There are many theories that surround the cause of schizophrenia, and one of them points to the excessive release of dopamine, as the brain remembers too many irrelevant stuff. Sounds like going to school? Actually no, as schizophrenics will be easily overwhelmed by the vast amounts of facts, thoughts and memories that are crammed within their heads, processing them into conclusions which aren’t grounded in reality in the end. Dubbed as hyperlearning hypothesis, researchers at the University of Texas in Austin recently made an attempt as to whether they could simulate it on a computer.
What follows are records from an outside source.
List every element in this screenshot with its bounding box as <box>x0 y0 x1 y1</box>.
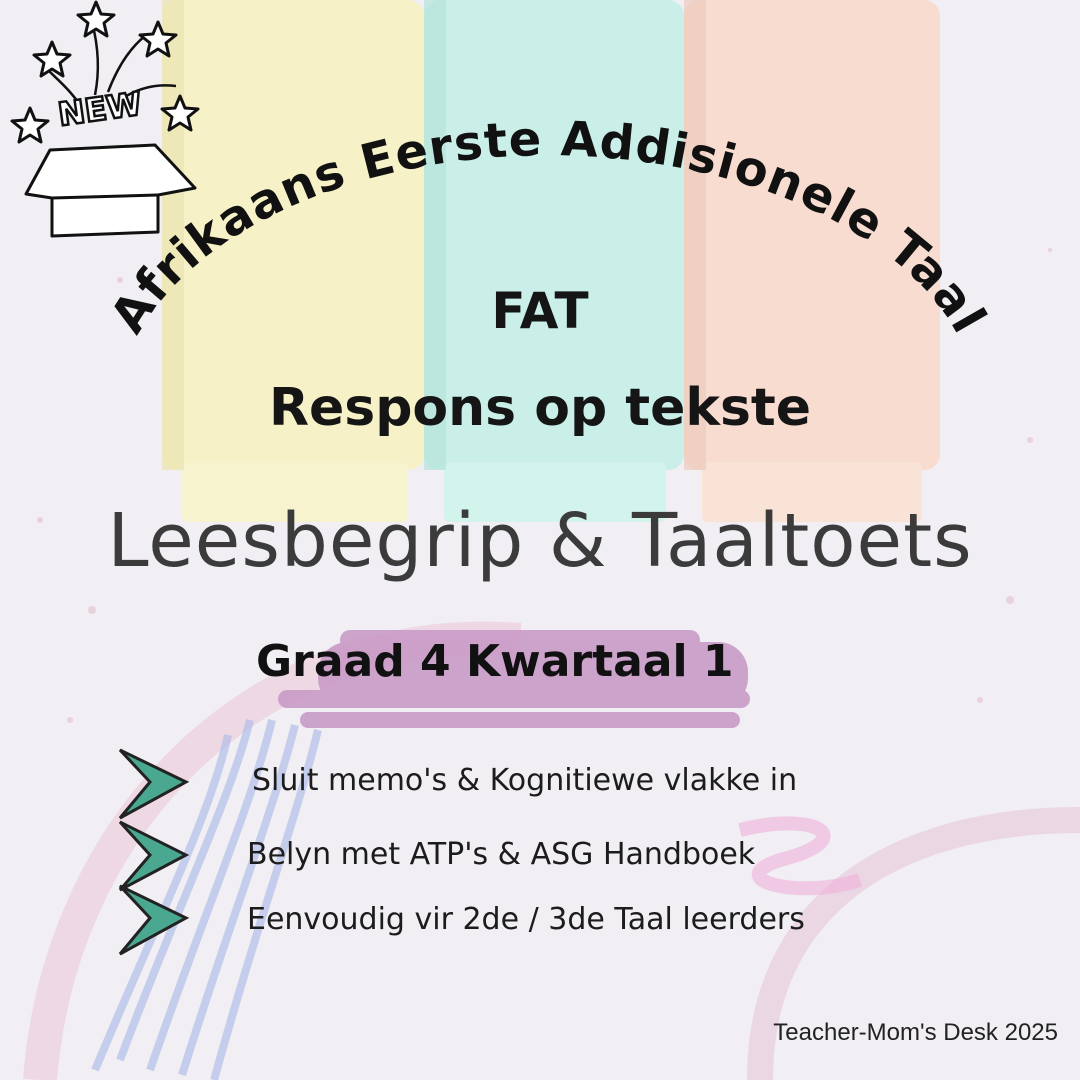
grade-label: Graad 4 Kwartaal 1 <box>256 636 734 687</box>
credit-text: Teacher-Mom's Desk 2025 <box>773 1019 1058 1046</box>
arched-title-text: Afrikaans Eerste Addisionele Taal <box>99 111 997 343</box>
new-label: NEW <box>55 84 145 134</box>
subtitle-respons: Respons op tekste <box>268 378 812 438</box>
bullet-text: Belyn met ATP's & ASG Handboek <box>247 837 756 872</box>
bullet-text: Sluit memo's & Kognitiewe vlakke in <box>252 763 798 798</box>
main-heading: Leesbegrip & Taaltoets <box>107 498 973 584</box>
subtitle-fat: FAT <box>491 282 589 340</box>
bullet-text: Eenvoudig vir 2de / 3de Taal leerders <box>247 902 805 937</box>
Uli Grasemann, a graduate student in the Department of Computer Science, relied on a synthetic neural network that was specially designed by his adviser, Professor Risto Miikkulainen. Dubbed DISCERN, the network will simulate effects that different types of neurological dysfunction have on human language function.
DISCERN has been changed to prevent it from discarding as much extraneous information, and to put it in layman’s terms, to forget less. This resulted in fantastical and delusional stories, where it will merge elements of unrelated stories.
Ralph Hoffman, a professor of psychiatry at the Yale School of Medicine, claimed that the network’s behavior was eerily similar to that of human schizophrenics. Is that conclusive proof of the hyperlearning hypothesis? Perhaps, but it points toward the potential for using computers in neurological research.